One might argue that internal disciplinary mechanism are enough to punish prosecutors who act inappropriately. However, various surveys suggest otherwise. In a report on prosecutorial oversight, the Innocence Project listed a number of studies that showed that prosecutors are almost never disciplined for their unintentional error or purposeful wrongdoing. One particularly disturbing surveyreviewed 201 cases in which a judge found that federal prosecutors had violated a law or ethical rule. In only one of these cases was a prosecutor sanctioned.

This realization is indeed alarming, but it should not be surprising. Prosecutors individually and DA’s offices as a whole have virtually no incentive to behave in strict compliance with their legal and ethical obligations. Individual prosecutors know that there is a minuscule chance of being held civilly liable for their actions. And their superiors simply will not punish unethical behavior (at least regarding defendants’ rights). On the contrary, prosecutors are often structurally incentivized to attain convictions, not necessarily justice. For example, at least one DA’s office in Colorado gave prosecutors bonuses for successful convictions. While monetizing convictions is far from a common practice, it does illustrate the wider issue of prosecutors being incentivized to send people to jail instead of to seek justice.

It may seem that the primary purpose of this discussion is to demonize prosecutors. This is not my intention. I do not believe that prosecutors as a whole are a herd of elephants trampling on the rights of defendants.
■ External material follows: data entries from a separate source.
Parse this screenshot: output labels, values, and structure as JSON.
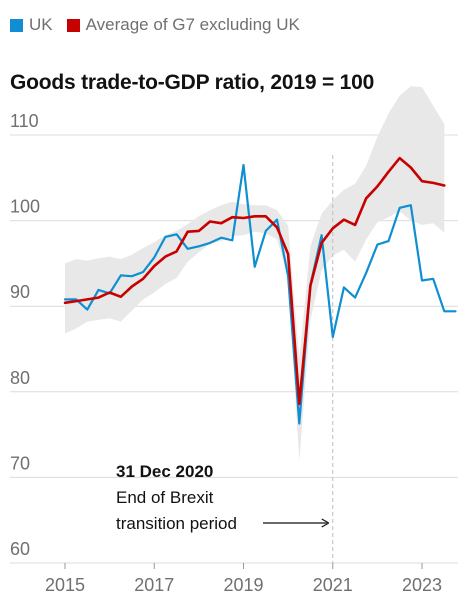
{
  "legend": [
    {
      "label": "UK",
      "color": "#0f8fd1"
    },
    {
      "label": "Average of G7 excluding UK",
      "color": "#c70000"
    }
  ],
  "chart_data": {
    "type": "line",
    "title": "Goods trade-to-GDP ratio, 2019 = 100",
    "xlabel": "",
    "ylabel": "",
    "ylim": [
      60,
      110
    ],
    "xlim": [
      2014.9,
      2023.85
    ],
    "yticks": [
      60,
      70,
      80,
      90,
      100,
      110
    ],
    "xticks": [
      2015,
      2017,
      2019,
      2021,
      2023
    ],
    "grid": true,
    "legend_position": "top-left",
    "series": [
      {
        "name": "UK",
        "color": "#0f8fd1",
        "x": [
          2015.0,
          2015.25,
          2015.5,
          2015.75,
          2016.0,
          2016.25,
          2016.5,
          2016.75,
          2017.0,
          2017.25,
          2017.5,
          2017.75,
          2018.0,
          2018.25,
          2018.5,
          2018.75,
          2019.0,
          2019.25,
          2019.5,
          2019.75,
          2020.0,
          2020.25,
          2020.5,
          2020.75,
          2021.0,
          2021.25,
          2021.5,
          2021.75,
          2022.0,
          2022.25,
          2022.5,
          2022.75,
          2023.0,
          2023.25,
          2023.5,
          2023.75
        ],
        "values": [
          90.8,
          90.8,
          89.6,
          91.9,
          91.5,
          93.6,
          93.5,
          94.0,
          95.7,
          98.1,
          98.4,
          96.7,
          97.0,
          97.4,
          98.0,
          97.7,
          106.5,
          94.6,
          98.8,
          100.1,
          93.5,
          76.3,
          92.5,
          98.3,
          86.4,
          92.2,
          91.0,
          93.9,
          97.2,
          97.6,
          101.5,
          101.8,
          93.0,
          93.2,
          89.4,
          89.4
        ]
      },
      {
        "name": "Average of G7 excluding UK",
        "color": "#c70000",
        "x": [
          2015.0,
          2015.25,
          2015.5,
          2015.75,
          2016.0,
          2016.25,
          2016.5,
          2016.75,
          2017.0,
          2017.25,
          2017.5,
          2017.75,
          2018.0,
          2018.25,
          2018.5,
          2018.75,
          2019.0,
          2019.25,
          2019.5,
          2019.75,
          2020.0,
          2020.25,
          2020.5,
          2020.75,
          2021.0,
          2021.25,
          2021.5,
          2021.75,
          2022.0,
          2022.25,
          2022.5,
          2022.75,
          2023.0,
          2023.25,
          2023.5
        ],
        "values": [
          90.4,
          90.6,
          90.8,
          91.0,
          91.6,
          91.1,
          92.3,
          93.2,
          94.7,
          95.8,
          96.4,
          98.7,
          98.8,
          99.9,
          99.7,
          100.4,
          100.3,
          100.5,
          100.5,
          99.2,
          96.1,
          78.6,
          92.4,
          97.4,
          99.1,
          100.1,
          99.5,
          102.6,
          104.0,
          105.7,
          107.3,
          106.2,
          104.6,
          104.4,
          104.1
        ]
      }
    ],
    "range_band": {
      "x": [
        2015.0,
        2015.25,
        2015.5,
        2015.75,
        2016.0,
        2016.25,
        2016.5,
        2016.75,
        2017.0,
        2017.25,
        2017.5,
        2017.75,
        2018.0,
        2018.25,
        2018.5,
        2018.75,
        2019.0,
        2019.25,
        2019.5,
        2019.75,
        2020.0,
        2020.25,
        2020.5,
        2020.75,
        2021.0,
        2021.25,
        2021.5,
        2021.75,
        2022.0,
        2022.25,
        2022.5,
        2022.75,
        2023.0,
        2023.25,
        2023.5
      ],
      "upper": [
        95.0,
        95.5,
        95.3,
        95.6,
        95.8,
        95.5,
        96.0,
        96.8,
        97.5,
        98.3,
        98.8,
        99.6,
        100.5,
        101.2,
        101.8,
        102.2,
        101.9,
        101.8,
        101.8,
        101.2,
        99.4,
        83.8,
        97.0,
        100.8,
        102.4,
        103.6,
        104.3,
        106.4,
        109.8,
        112.5,
        114.6,
        115.7,
        115.6,
        113.4,
        111.3
      ],
      "lower": [
        86.8,
        87.4,
        88.2,
        88.4,
        88.6,
        88.2,
        89.5,
        90.8,
        91.6,
        92.6,
        93.3,
        95.2,
        96.3,
        97.3,
        97.6,
        98.2,
        98.3,
        98.7,
        98.5,
        97.8,
        93.5,
        71.9,
        88.4,
        94.2,
        95.9,
        96.6,
        95.2,
        97.8,
        99.8,
        100.4,
        101.1,
        100.0,
        99.5,
        99.7,
        98.6
      ]
    },
    "annotations": [
      {
        "x": 2021.0,
        "title": "31 Dec 2020",
        "lines": [
          "End of Brexit",
          "transition period"
        ]
      }
    ]
  }
}
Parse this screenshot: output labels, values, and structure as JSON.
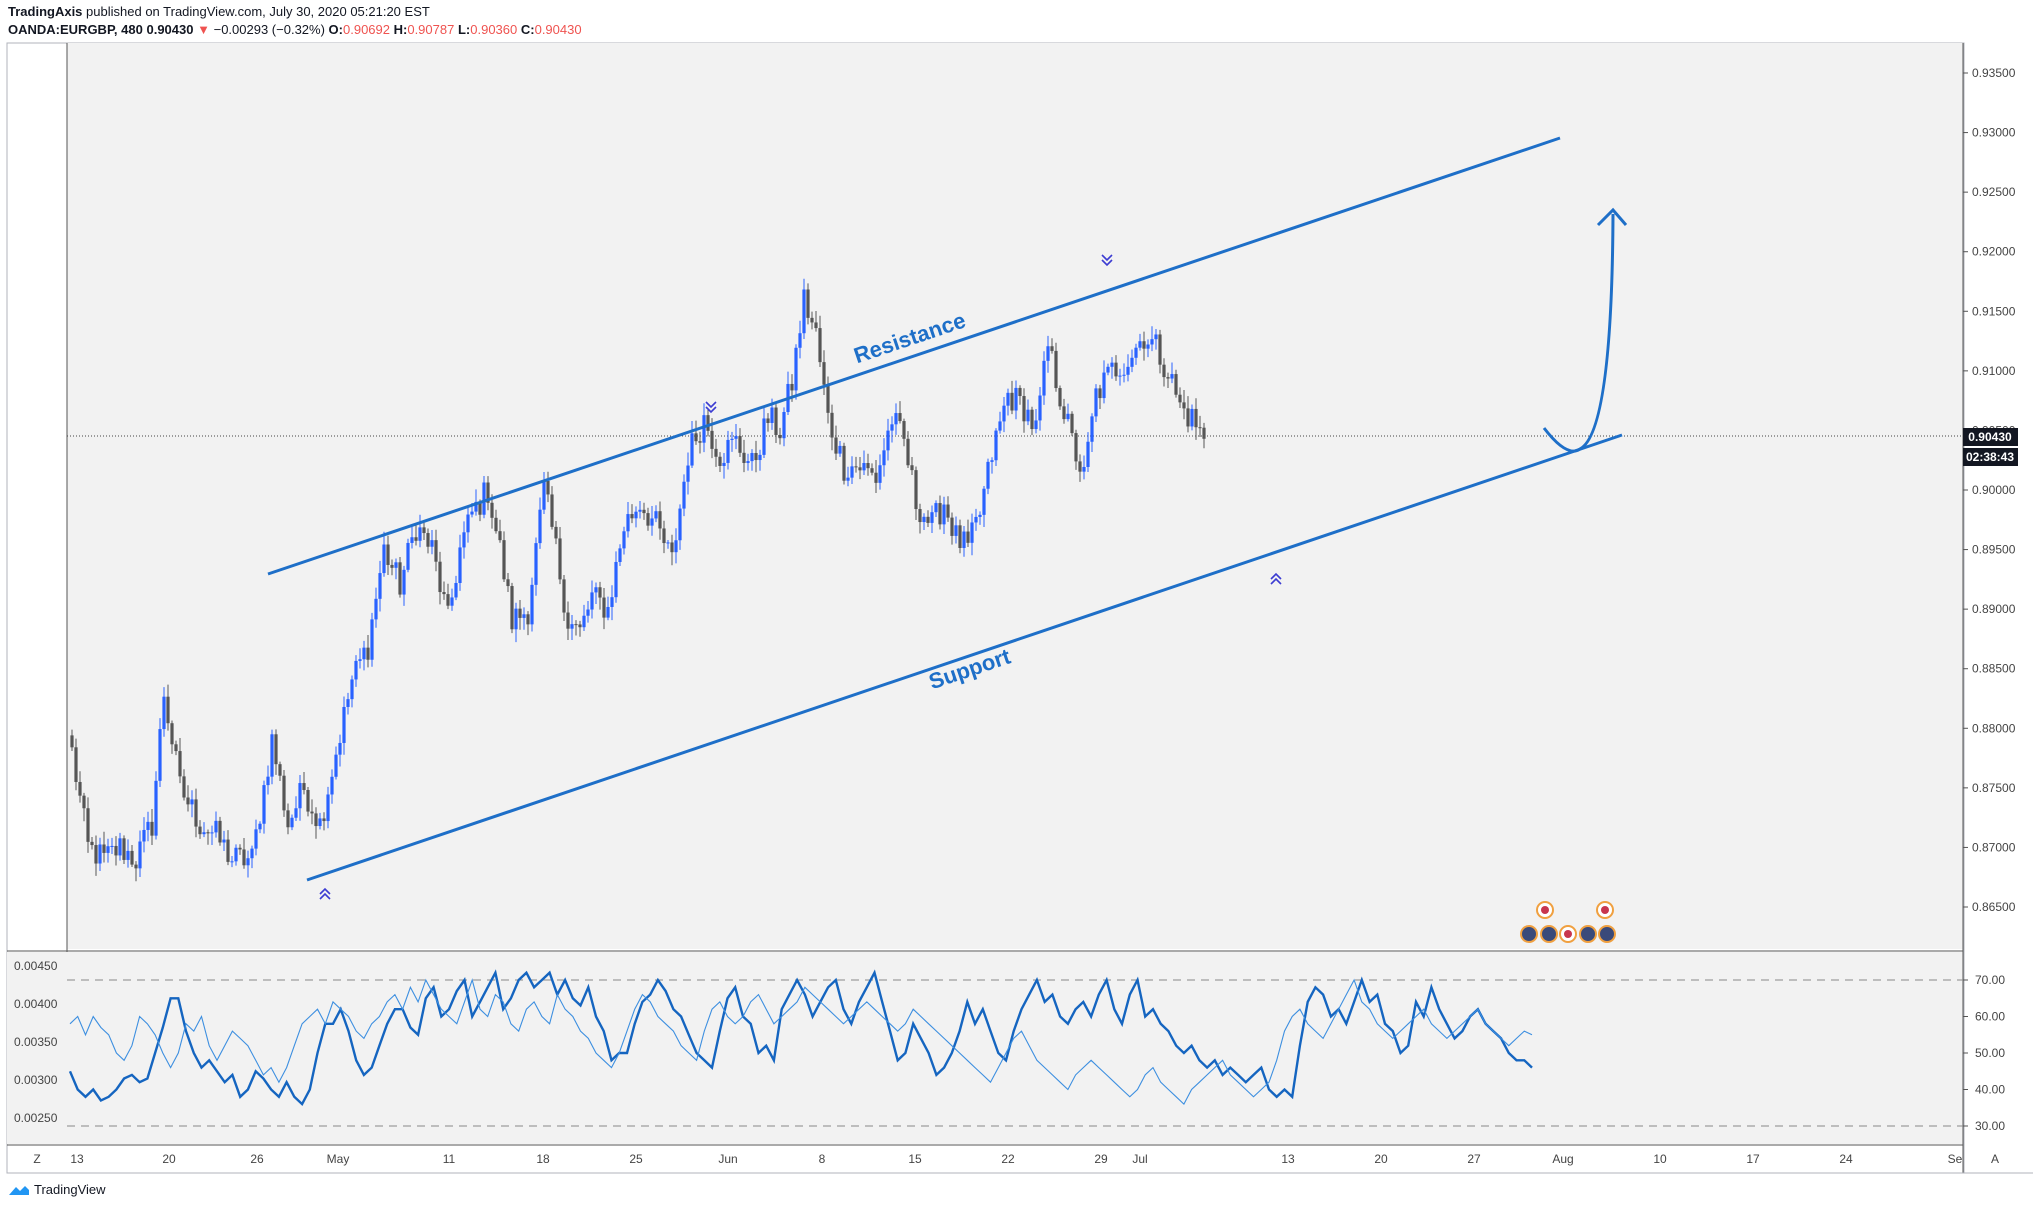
{
  "header": {
    "author": "TradingAxis",
    "published_text": "published on TradingView.com, July 30, 2020 05:21:20 EST",
    "symbol": "OANDA:EURGBP, 480",
    "last": "0.90430",
    "change_arrow": "▼",
    "change": "−0.00293 (−0.32%)",
    "o_label": "O:",
    "o_value": "0.90692",
    "h_label": "H:",
    "h_value": "0.90787",
    "l_label": "L:",
    "l_value": "0.90360",
    "c_label": "C:",
    "c_value": "0.90430"
  },
  "footer": {
    "brand": "TradingView",
    "logo_icon": "tradingview-logo-icon"
  },
  "colors": {
    "up": "#2962ff",
    "down": "#555555",
    "trendline": "#1e6fc8",
    "bg": "#f2f2f2",
    "price_tag": "#131722",
    "marker": "#3c3cd2"
  },
  "chart_data": [
    {
      "type": "candlestick",
      "symbol": "OANDA:EURGBP",
      "timeframe": "480",
      "ylim": [
        0.8615,
        0.9375
      ],
      "y_ticks": [
        "0.86500",
        "0.87000",
        "0.87500",
        "0.88000",
        "0.88500",
        "0.89000",
        "0.89500",
        "0.90000",
        "0.90500",
        "0.91000",
        "0.91500",
        "0.92000",
        "0.92500",
        "0.93000",
        "0.93500"
      ],
      "x_ticks": [
        "13",
        "20",
        "26",
        "May",
        "11",
        "18",
        "25",
        "Jun",
        "8",
        "15",
        "22",
        "29",
        "Jul",
        "13",
        "20",
        "27",
        "Aug",
        "10",
        "17",
        "24",
        "Se"
      ],
      "current_price_label": "0.90430",
      "countdown_label": "02:38:43",
      "close_path": [
        {
          "x": 0,
          "y": 0.878
        },
        {
          "x": 4,
          "y": 0.87
        },
        {
          "x": 8,
          "y": 0.869
        },
        {
          "x": 12,
          "y": 0.87
        },
        {
          "x": 16,
          "y": 0.869
        },
        {
          "x": 20,
          "y": 0.872
        },
        {
          "x": 23,
          "y": 0.883
        },
        {
          "x": 27,
          "y": 0.875
        },
        {
          "x": 32,
          "y": 0.872
        },
        {
          "x": 36,
          "y": 0.871
        },
        {
          "x": 40,
          "y": 0.869
        },
        {
          "x": 45,
          "y": 0.869
        },
        {
          "x": 50,
          "y": 0.879
        },
        {
          "x": 54,
          "y": 0.872
        },
        {
          "x": 58,
          "y": 0.875
        },
        {
          "x": 62,
          "y": 0.872
        },
        {
          "x": 66,
          "y": 0.878
        },
        {
          "x": 70,
          "y": 0.884
        },
        {
          "x": 74,
          "y": 0.887
        },
        {
          "x": 78,
          "y": 0.895
        },
        {
          "x": 82,
          "y": 0.892
        },
        {
          "x": 86,
          "y": 0.897
        },
        {
          "x": 90,
          "y": 0.895
        },
        {
          "x": 94,
          "y": 0.889
        },
        {
          "x": 97,
          "y": 0.895
        },
        {
          "x": 100,
          "y": 0.898
        },
        {
          "x": 104,
          "y": 0.9
        },
        {
          "x": 107,
          "y": 0.895
        },
        {
          "x": 110,
          "y": 0.889
        },
        {
          "x": 114,
          "y": 0.89
        },
        {
          "x": 118,
          "y": 0.9
        },
        {
          "x": 121,
          "y": 0.895
        },
        {
          "x": 124,
          "y": 0.889
        },
        {
          "x": 127,
          "y": 0.888
        },
        {
          "x": 130,
          "y": 0.891
        },
        {
          "x": 134,
          "y": 0.89
        },
        {
          "x": 138,
          "y": 0.897
        },
        {
          "x": 142,
          "y": 0.899
        },
        {
          "x": 146,
          "y": 0.897
        },
        {
          "x": 150,
          "y": 0.894
        },
        {
          "x": 154,
          "y": 0.903
        },
        {
          "x": 158,
          "y": 0.906
        },
        {
          "x": 162,
          "y": 0.903
        },
        {
          "x": 166,
          "y": 0.904
        },
        {
          "x": 170,
          "y": 0.902
        },
        {
          "x": 174,
          "y": 0.906
        },
        {
          "x": 177,
          "y": 0.905
        },
        {
          "x": 180,
          "y": 0.909
        },
        {
          "x": 183,
          "y": 0.916
        },
        {
          "x": 186,
          "y": 0.913
        },
        {
          "x": 189,
          "y": 0.906
        },
        {
          "x": 193,
          "y": 0.902
        },
        {
          "x": 197,
          "y": 0.902
        },
        {
          "x": 201,
          "y": 0.901
        },
        {
          "x": 205,
          "y": 0.906
        },
        {
          "x": 208,
          "y": 0.904
        },
        {
          "x": 211,
          "y": 0.899
        },
        {
          "x": 215,
          "y": 0.897
        },
        {
          "x": 218,
          "y": 0.899
        },
        {
          "x": 221,
          "y": 0.896
        },
        {
          "x": 224,
          "y": 0.895
        },
        {
          "x": 227,
          "y": 0.898
        },
        {
          "x": 230,
          "y": 0.903
        },
        {
          "x": 234,
          "y": 0.908
        },
        {
          "x": 238,
          "y": 0.907
        },
        {
          "x": 241,
          "y": 0.905
        },
        {
          "x": 244,
          "y": 0.912
        },
        {
          "x": 247,
          "y": 0.908
        },
        {
          "x": 250,
          "y": 0.904
        },
        {
          "x": 253,
          "y": 0.901
        },
        {
          "x": 256,
          "y": 0.908
        },
        {
          "x": 260,
          "y": 0.91
        },
        {
          "x": 264,
          "y": 0.911
        },
        {
          "x": 268,
          "y": 0.913
        },
        {
          "x": 271,
          "y": 0.912
        },
        {
          "x": 274,
          "y": 0.91
        },
        {
          "x": 277,
          "y": 0.907
        },
        {
          "x": 280,
          "y": 0.906
        },
        {
          "x": 283,
          "y": 0.9043
        }
      ],
      "indicator": {
        "left_axis_ticks": [
          "0.00450",
          "0.00400",
          "0.00350",
          "0.00300",
          "0.00250"
        ],
        "right_axis_ticks": [
          "70.00",
          "60.00",
          "50.00",
          "40.00",
          "30.00"
        ],
        "dashed_levels": [
          70,
          30
        ],
        "ylim": [
          27,
          78
        ],
        "series": [
          {
            "values": [
              45,
              40,
              38,
              40,
              37,
              38,
              40,
              43,
              44,
              42,
              43,
              50,
              57,
              65,
              65,
              56,
              50,
              46,
              48,
              45,
              42,
              44,
              38,
              40,
              45,
              43,
              40,
              38,
              42,
              38,
              36,
              40,
              50,
              58,
              58,
              62,
              56,
              48,
              44,
              46,
              52,
              58,
              62,
              62,
              57,
              55,
              65,
              68,
              60,
              62,
              67,
              70,
              60,
              64,
              68,
              72,
              62,
              65,
              70,
              72,
              68,
              70,
              72,
              66,
              70,
              65,
              63,
              68,
              60,
              56,
              48,
              50,
              50,
              58,
              64,
              66,
              70,
              67,
              62,
              60,
              55,
              50,
              48,
              46,
              56,
              65,
              68,
              60,
              58,
              50,
              52,
              48,
              62,
              66,
              70,
              66,
              60,
              64,
              68,
              70,
              62,
              58,
              64,
              68,
              72,
              64,
              56,
              48,
              50,
              58,
              54,
              50,
              44,
              46,
              50,
              56,
              64,
              58,
              62,
              56,
              50,
              48,
              56,
              62,
              66,
              70,
              64,
              66,
              60,
              58,
              62,
              64,
              60,
              66,
              70,
              62,
              58,
              66,
              70,
              60,
              62,
              58,
              56,
              52,
              50,
              52,
              48,
              46,
              48,
              44,
              46,
              44,
              42,
              44,
              46,
              40,
              38,
              40,
              38,
              52,
              64,
              68,
              66,
              60,
              62,
              58,
              64,
              70,
              64,
              66,
              58,
              56,
              50,
              52,
              64,
              60,
              68,
              62,
              58,
              54,
              56,
              60,
              62,
              58,
              56,
              54,
              50,
              48,
              48,
              46
            ]
          },
          {
            "values": [
              58,
              60,
              55,
              60,
              57,
              55,
              50,
              48,
              52,
              60,
              58,
              55,
              50,
              46,
              50,
              58,
              56,
              60,
              52,
              48,
              52,
              56,
              54,
              52,
              48,
              44,
              46,
              42,
              46,
              52,
              58,
              60,
              62,
              58,
              64,
              62,
              60,
              56,
              54,
              58,
              60,
              64,
              66,
              62,
              68,
              64,
              70,
              66,
              62,
              60,
              58,
              64,
              70,
              62,
              60,
              66,
              64,
              58,
              56,
              62,
              64,
              60,
              58,
              66,
              62,
              60,
              56,
              54,
              50,
              48,
              46,
              50,
              56,
              62,
              66,
              64,
              60,
              58,
              56,
              52,
              50,
              48,
              56,
              62,
              64,
              60,
              58,
              60,
              64,
              66,
              62,
              58,
              60,
              62,
              64,
              68,
              66,
              64,
              62,
              60,
              58,
              60,
              62,
              64,
              62,
              60,
              58,
              56,
              58,
              62,
              60,
              58,
              56,
              54,
              52,
              50,
              48,
              46,
              44,
              42,
              46,
              50,
              54,
              56,
              52,
              48,
              46,
              44,
              42,
              40,
              44,
              46,
              48,
              46,
              44,
              42,
              40,
              38,
              40,
              44,
              46,
              42,
              40,
              38,
              36,
              40,
              42,
              44,
              46,
              48,
              44,
              42,
              40,
              38,
              40,
              42,
              48,
              56,
              60,
              62,
              58,
              56,
              54,
              58,
              62,
              66,
              70,
              64,
              62,
              58,
              56,
              54,
              56,
              58,
              60,
              62,
              58,
              56,
              54,
              56,
              58,
              60,
              62,
              58,
              56,
              54,
              52,
              54,
              56,
              55
            ]
          }
        ]
      }
    }
  ],
  "annotations": {
    "resistance": "Resistance",
    "support": "Support"
  },
  "axis_controls": {
    "left": "Z",
    "right": "A"
  }
}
Most prosecutors are probably just trying to achieve what they think is the best result for society. But therein lies the problem. If a prosecutor truly feels that a certain result is in the best interest of society—is the good and moral outcome—they may feel justified in circumventing ethical boundaries. A piece of Brady evidence may come up missing, a lead on a different suspect may not be followed, or an informant with a history of giving false testimony may be put on the stand. And all of this may be done in an effort to convict the person who the prosecutor is convinced committed the crime. So the ends justify the means.

Except that in our judicial system, they don’t. People are supposed to be innocent until they are objectively proven guilty. A conviction attained through an improper manipulation of the facts is a wrongful conviction, even if the defendant is, in fact, guilty of the crime.

I believe that the ABA’s 2016 report should have included recommendations on how to better monitor prosecutors’ behavior, and appropriately discipline prosecutorial misconduct. One popular suggestion for which I advocate is an open-file system. As it stands, defense counsel has to rely on the prosecution to turn over Brady evidence. An open-file system would give defendants access to all evidence that the prosecution has, allowing them to determine what evidence is relevant to their exculpation.

Additionally, I would recommend that certain instances of prosecutorial misconduct have a mandatory punishment. I realize that prosecutors are human, and therefore they will make mistakes. I can sympathize with the fact that prosecutors, just like public defenders, are severely overworked. However, people’s liberty is at stake when prosecutors make an error or are purposely deceitful.

Currently, our justice system gives prosecutors extensive powers as they seek a conviction or secure a plea deal. I am not arguing the merit of these powers. I do argue that without consequences for the misuse of that power, prosecutors have little incentive to behave ethically, and defendants have little recourse when they are made victims of prosecutorial misconduct.